When the mind of a person who deals with anxiety goes to the future, it runs into anticipating danger and catastrophe. The anticipation triggers anxiety. When the mind of a person who deals with depression goes to the past, it meets rumination about past failures. Arises guilt, and regret. The present here and now offers a refuge from these uncomfortable places. So we work at developing the capacity to train the mind to come back and stay, in the present. In this post, I will share with you a few techniques that you can practice in your daily life. Practices that increase your ability to live in the present. We begin with Zen meditation – Zazen.

There are 4 ways to practice Zen meditation. The Buddha called them “the 4 nobilities of man”. The 4 nobilities of man are: Standing, Walking, Sitting, and Lying down. Of these four ways to meditate, sitting meditation, or Zazen is the main one. I’ll start with Zazen, and share more about the others in other posts.

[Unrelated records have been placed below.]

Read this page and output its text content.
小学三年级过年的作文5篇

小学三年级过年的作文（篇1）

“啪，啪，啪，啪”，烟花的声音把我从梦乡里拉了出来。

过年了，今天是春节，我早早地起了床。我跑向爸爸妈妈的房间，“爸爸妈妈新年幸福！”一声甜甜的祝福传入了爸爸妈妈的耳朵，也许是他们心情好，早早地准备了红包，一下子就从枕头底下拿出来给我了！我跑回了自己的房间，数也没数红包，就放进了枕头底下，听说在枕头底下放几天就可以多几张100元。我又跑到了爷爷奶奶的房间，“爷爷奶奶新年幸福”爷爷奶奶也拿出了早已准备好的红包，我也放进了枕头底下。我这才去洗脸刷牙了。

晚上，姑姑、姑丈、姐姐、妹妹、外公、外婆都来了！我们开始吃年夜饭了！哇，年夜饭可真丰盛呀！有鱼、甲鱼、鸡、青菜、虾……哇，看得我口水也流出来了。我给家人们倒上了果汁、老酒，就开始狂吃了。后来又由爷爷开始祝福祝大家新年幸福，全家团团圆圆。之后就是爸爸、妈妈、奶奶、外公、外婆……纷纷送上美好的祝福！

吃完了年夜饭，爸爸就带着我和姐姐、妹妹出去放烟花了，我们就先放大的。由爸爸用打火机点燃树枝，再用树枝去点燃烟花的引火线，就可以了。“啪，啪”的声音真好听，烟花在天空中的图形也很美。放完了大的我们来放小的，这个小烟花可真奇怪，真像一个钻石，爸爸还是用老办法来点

Zazen’s power is in its simplicity. Many people complicate it. Many books on Zen, and Zazen, in particular, presents it in the light of how they are practiced formally. Described in the way that it’s practiced in a monastery. They make a lot of emphasis on the way to sit, which is hard for the average person. In the tradition of psychology that I come from we practice meditation. We meditate for its proven psychological, and spiritual effects and benefits. We don’t emphasize the exact posture of sitting as essential to getting those benefits.

When practicing zazen, sitting with your legs crossed is the most efficient way for many reasons. But you can sit in any way that you find comfortable. Find a good cushion, higher than the floor, and something soft where your feet and legs can rest: a carpet, or a yoga mat for example. Cross your legs. Put your left palm on top of your right palm, and put both hands about 2 inches below your belly button. Straighten your back as much as you can. Let your gaze roll down your nose. Wherever it lands, keep looking at that spot. Now breath. Pay attention to your breath. And count. One breath in and out is 1, then 2, etc. until you get to 10. When you get to 10 return back to 1 and start again.

While you are breathing let yourself think about whatever comes to your mind. Feel whatever feeling or sensation comes up. Watch them, let them come, let them go, breath, count. So here is what’s going to happen: you will notice that your mind drifted. You lost count. Either you are not counting, or you are now counting 15, or 20, or whatever. Now, this is very important. Simply take the next breath. Count 1 again, and start a new count. No matter how many times this happens, just come back to 1, and start counting again. This is very important.

Pay attention to your reaction to losing count. Pay attention to thoughts like “I’m a failure”, “I can’t even count right”, “I don’t know how to meditate”, etc. Understand that this is normal, it’s actually supposed to happen in the beginning. Just come back to 1, breathe, and count again. Do this for the time that you have set for yourself. And that’s it.

Why practice this? Zazen meditation will increase and strengthen, a part of your mind that is capable of watching your thoughts, your feelings, and your situations, without becoming overwhelmed by them. There is a famous metaphor of how this happens. A Zen master explained it this way: your true mind is like the sky. Your thoughts, sensations, feelings, and emotions are clouds. If you are grounded on your sky, it will be clear to you that your thoughts, emotions, and sensations come and go. Sometimes slowly, sometimes faster, but they always pass.
From your center, your sky, you see and feel how your thoughts, sensations, and feelings, come, and go. By returning your attention back, to where you are, to the present moment, you can feel the difference between what is real, and what you imagine. Using your breath and your counting, as an achor, you can stay in the now longer. You get to feel, and strengthen, the part of your mind that is your sky. And, you become better equipped to be able to handle depression, anxiety, and cravings. You will be able to manage all the painful and disturbing emotions in your life. You will see them as what they really are: clouds that will pass.